モーセの律法によっては解放されることのできなかったすべての点について、(十字架についたナザレのイエスが、神の遣わされた神の御子キリストであることを)信じる者はみな、この方(主イエス・キリストの贖いの血と、キリストが授けられる真理の御霊)によって、解放されるのです。」(使徒32-39)
モーセの律法では義とされることはなかったのに、神の御子イエス・キリストを信じる者はみな、イエス・キリストの御名を信じる信仰によって義とされるのです。
ユダヤ人の先祖たちに対してなされた約束は、ユダヤ民族の垣を越えて、あらゆる民族、あらゆる国、あらゆる言語の人々の希望であり、祝福です。

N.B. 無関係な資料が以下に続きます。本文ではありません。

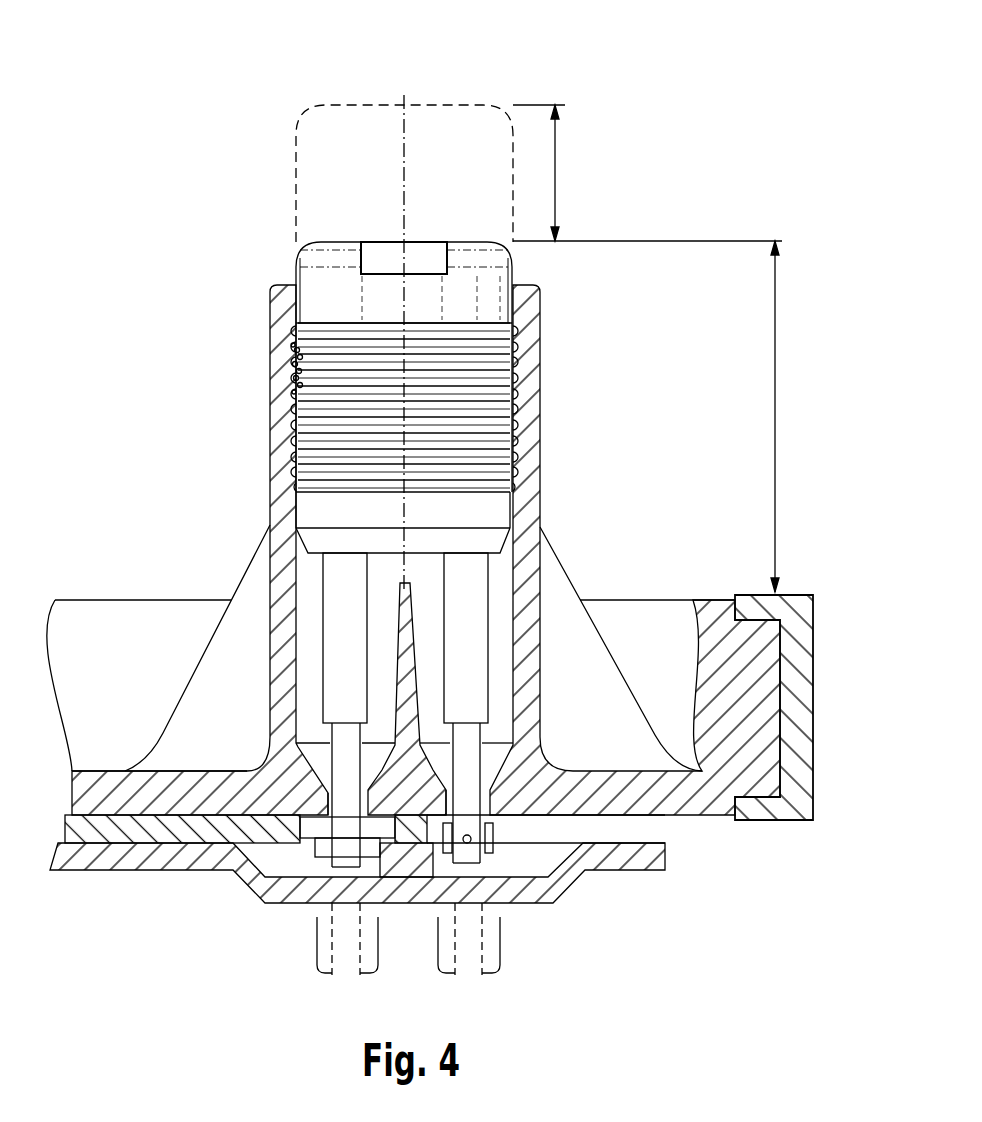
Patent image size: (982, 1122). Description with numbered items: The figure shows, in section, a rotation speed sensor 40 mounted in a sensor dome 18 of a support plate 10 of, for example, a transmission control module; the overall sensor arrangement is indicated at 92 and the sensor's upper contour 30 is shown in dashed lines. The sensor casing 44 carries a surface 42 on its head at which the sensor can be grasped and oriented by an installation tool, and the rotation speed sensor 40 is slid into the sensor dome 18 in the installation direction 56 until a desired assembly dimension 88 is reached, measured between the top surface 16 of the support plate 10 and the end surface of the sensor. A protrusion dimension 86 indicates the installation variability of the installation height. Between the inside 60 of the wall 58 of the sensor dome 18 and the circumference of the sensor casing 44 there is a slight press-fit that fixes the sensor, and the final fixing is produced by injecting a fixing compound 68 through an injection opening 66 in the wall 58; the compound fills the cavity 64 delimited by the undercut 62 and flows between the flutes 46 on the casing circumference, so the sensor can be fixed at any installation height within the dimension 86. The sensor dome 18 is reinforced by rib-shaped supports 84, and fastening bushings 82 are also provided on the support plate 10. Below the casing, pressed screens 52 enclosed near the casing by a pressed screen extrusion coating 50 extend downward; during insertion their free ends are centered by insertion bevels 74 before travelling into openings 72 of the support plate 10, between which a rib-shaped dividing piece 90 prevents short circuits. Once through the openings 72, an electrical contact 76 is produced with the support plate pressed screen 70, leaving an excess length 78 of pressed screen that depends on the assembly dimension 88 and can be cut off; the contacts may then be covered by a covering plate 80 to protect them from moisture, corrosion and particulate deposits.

The sensor assembly 92 is at (240, 104).
The sensor plug outline 30 is at (406, 160).
The rotation speed sensor 40 is at (364, 210).
The surface 42 is at (421, 262).
The sensor casing 44 is at (506, 280).
The installation direction 56 is at (335, 262).
The protrusion dimension 86 is at (647, 173).
The assembly dimension 88 is at (806, 416).
The sensor dome 18 is at (527, 430).
The cavity 64 is at (513, 338).
The undercut 62 is at (513, 366).
The flutes 46 is at (296, 452).
The fixing compound 68 is at (293, 360).
The injection opening 66 is at (292, 374).
The inside of the wall 60 is at (296, 496).
The wall 58 is at (513, 488).
The pressed screen extrusion coating 50 is at (340, 605).
The pressed screens 52 is at (330, 745).
The rib-shaped dividing piece 90 is at (415, 645).
The insertion bevels 74 is at (312, 785).
The openings 72 is at (305, 815).
The electrical contact 76 is at (373, 878).
The excess length of pressed screen 78 is at (317, 917).
The covering plate 80 is at (643, 856).
The support plate pressed screen 70 is at (110, 845).
The support plate 10 is at (108, 793).
The top surface 16 is at (665, 600).
The rib-shaped supports 84 is at (197, 678).
The fastening bushings 82 is at (758, 605).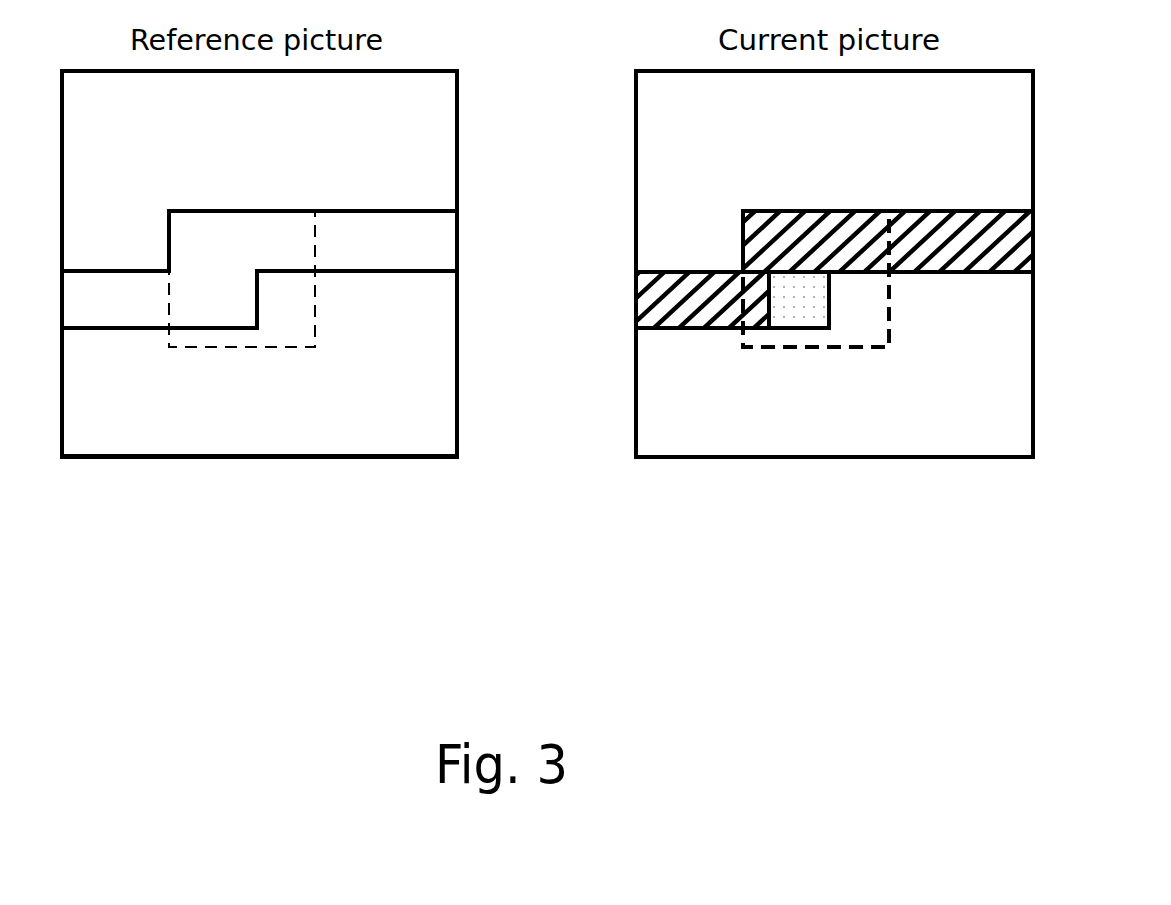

なぜならば、ユダヤ民族に与えられた神の約束は、罪の赦しと、永遠のいのちが得られるという約束ですから。
主は、全地の主です。天地万物を創造された全能の神です。
人類は、ノアひとりから生まれ出た、ノアの子孫です。
「主はその御目をもって、あまねく全地を見渡し、その心が御自分(神)と全く一つになっている人々に御力を現わしてくださるのです。」(歴代誌第二16:9)
主は仰せられます。
「これらすべては、わたしの手が造ったもの、これらすべてはわたし(創造主なる神)のものだ。
―主の御告げ。―
わたしが目を留める者は、へりくだって心砕かれ、わたしのことばにおののく者だ。」(イザヤ66:2)
私たちは、神のことばにへりくだり、神の契約を持つユダヤ民族に感謝して、主を仰ぎましょう。